Erschrocken und tief besorgt musterte Lina ihre langjährige Freundin. Diese blickte an ihr vorbei, schien einen Fixpunkt in dem spartanisch eingerichteten Raum anzustarren und wirkte völlig in sich selbst versunken.

Lina erhob sich schwerfällig, ging aber nicht zu Anton in den Flur, sondern ins Wohnzimmer, wo sie Margaretes Mutter weinend vorfand. Frau Pfister stand vor einer Butzenglasscheibe und die Sonne malte gelbe und blaue Farben auf ihr tränenüberströmtes Gesicht.

»Mein Beileid, Frau Pfister. Margarete ist ganz aufgelöst. Kann ich irgendetwas tun?«

»Danke, Fräulein Lina. Wir stehen alle unter Schock. Klaus war ein so guter Mann. Er war einfach perfekt für unsere Margarete. Sein Verlust ist schrecklich. Haben Sie bitte ein wenig Geduld mit ihr.« Sie lehnte die Stirn gegen einen blauen Kreis auf dem farbigen Fenster und schien Lina komplett zu vergessen.

Margarete hielt sich nicht mehr im Esszimmer auf, und Lina spürte einen Anflug von Erleichterung. Es fiel ihr unsagbar schwer, die richtigen Worte für die leidende Freundin zu finden. Noch nie zuvor, zumindest seit dem frühen Tod ihrer Mutter, hatten sie und Margarete in ihrem wohlbehüteten Leben derart Schreckliches durchmachen müssen.

Unschlüssig, was sie tun sollte, schaute sie sich in dem verlassenen Raum mit seiner weißen Stuckdecke um.

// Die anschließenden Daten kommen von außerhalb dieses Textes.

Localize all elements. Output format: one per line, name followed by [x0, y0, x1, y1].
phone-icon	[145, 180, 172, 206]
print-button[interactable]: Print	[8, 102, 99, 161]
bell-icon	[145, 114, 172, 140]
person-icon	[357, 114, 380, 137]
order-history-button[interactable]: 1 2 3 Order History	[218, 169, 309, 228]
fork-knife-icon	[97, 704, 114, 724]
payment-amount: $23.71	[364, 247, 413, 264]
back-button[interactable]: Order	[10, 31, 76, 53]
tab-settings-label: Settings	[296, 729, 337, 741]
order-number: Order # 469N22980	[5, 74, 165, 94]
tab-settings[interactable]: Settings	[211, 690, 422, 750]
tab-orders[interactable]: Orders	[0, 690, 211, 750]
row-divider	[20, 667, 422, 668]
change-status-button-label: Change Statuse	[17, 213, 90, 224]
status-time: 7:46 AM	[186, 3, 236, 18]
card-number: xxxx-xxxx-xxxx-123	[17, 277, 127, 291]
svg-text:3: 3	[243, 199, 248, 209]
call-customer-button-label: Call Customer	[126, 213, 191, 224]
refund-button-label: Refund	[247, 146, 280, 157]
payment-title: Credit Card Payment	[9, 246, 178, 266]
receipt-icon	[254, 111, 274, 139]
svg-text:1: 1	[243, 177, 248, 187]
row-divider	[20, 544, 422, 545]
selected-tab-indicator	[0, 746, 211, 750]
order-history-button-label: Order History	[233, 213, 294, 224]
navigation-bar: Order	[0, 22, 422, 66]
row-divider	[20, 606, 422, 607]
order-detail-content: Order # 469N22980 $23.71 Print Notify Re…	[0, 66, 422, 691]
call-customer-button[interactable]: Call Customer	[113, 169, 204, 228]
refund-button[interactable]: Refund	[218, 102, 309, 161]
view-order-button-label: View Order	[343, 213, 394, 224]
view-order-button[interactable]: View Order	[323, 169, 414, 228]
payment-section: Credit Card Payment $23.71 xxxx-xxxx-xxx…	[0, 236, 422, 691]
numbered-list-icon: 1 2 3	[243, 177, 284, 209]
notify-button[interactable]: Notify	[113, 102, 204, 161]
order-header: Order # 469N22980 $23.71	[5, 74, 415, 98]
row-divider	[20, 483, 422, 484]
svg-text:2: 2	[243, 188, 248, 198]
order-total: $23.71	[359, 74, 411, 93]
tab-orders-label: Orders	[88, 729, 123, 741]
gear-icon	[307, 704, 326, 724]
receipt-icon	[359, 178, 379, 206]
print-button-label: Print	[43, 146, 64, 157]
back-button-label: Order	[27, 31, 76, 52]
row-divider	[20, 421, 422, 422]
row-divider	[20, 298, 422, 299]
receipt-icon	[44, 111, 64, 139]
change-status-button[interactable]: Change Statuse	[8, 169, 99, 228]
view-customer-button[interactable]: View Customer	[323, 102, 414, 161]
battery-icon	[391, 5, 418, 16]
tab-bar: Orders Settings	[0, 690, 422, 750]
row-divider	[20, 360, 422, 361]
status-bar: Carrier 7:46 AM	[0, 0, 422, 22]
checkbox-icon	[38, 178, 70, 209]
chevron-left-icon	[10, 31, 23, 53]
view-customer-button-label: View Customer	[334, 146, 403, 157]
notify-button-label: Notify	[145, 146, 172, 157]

Lina seufzte leise. Heute war ihr Hochzeitstag. Im Grunde wollte sie jubeln und feiern und ein paar wunderbare Stunden mit Anton verbringen. Doch nun war jegliches Hochgefühl in ihr verflogen, entschwunden wie die Zugvögel im Herbst, und hatte dunkler Traurigkeit Platz gemacht.

Antons besorgter Blick löste die Tränen in ihr. Sie ließ sich in seine Arme fallen und weinte um den Verlust eines Freundes und über den Schmerz, den ihre Freundin nun aushalten musste. Die düstere Ahnung, dass es nicht bei diesem einen Todesfall innerhalb ihres Verwandten- und Bekanntenkreises bleiben würde, ließ sie erzittern.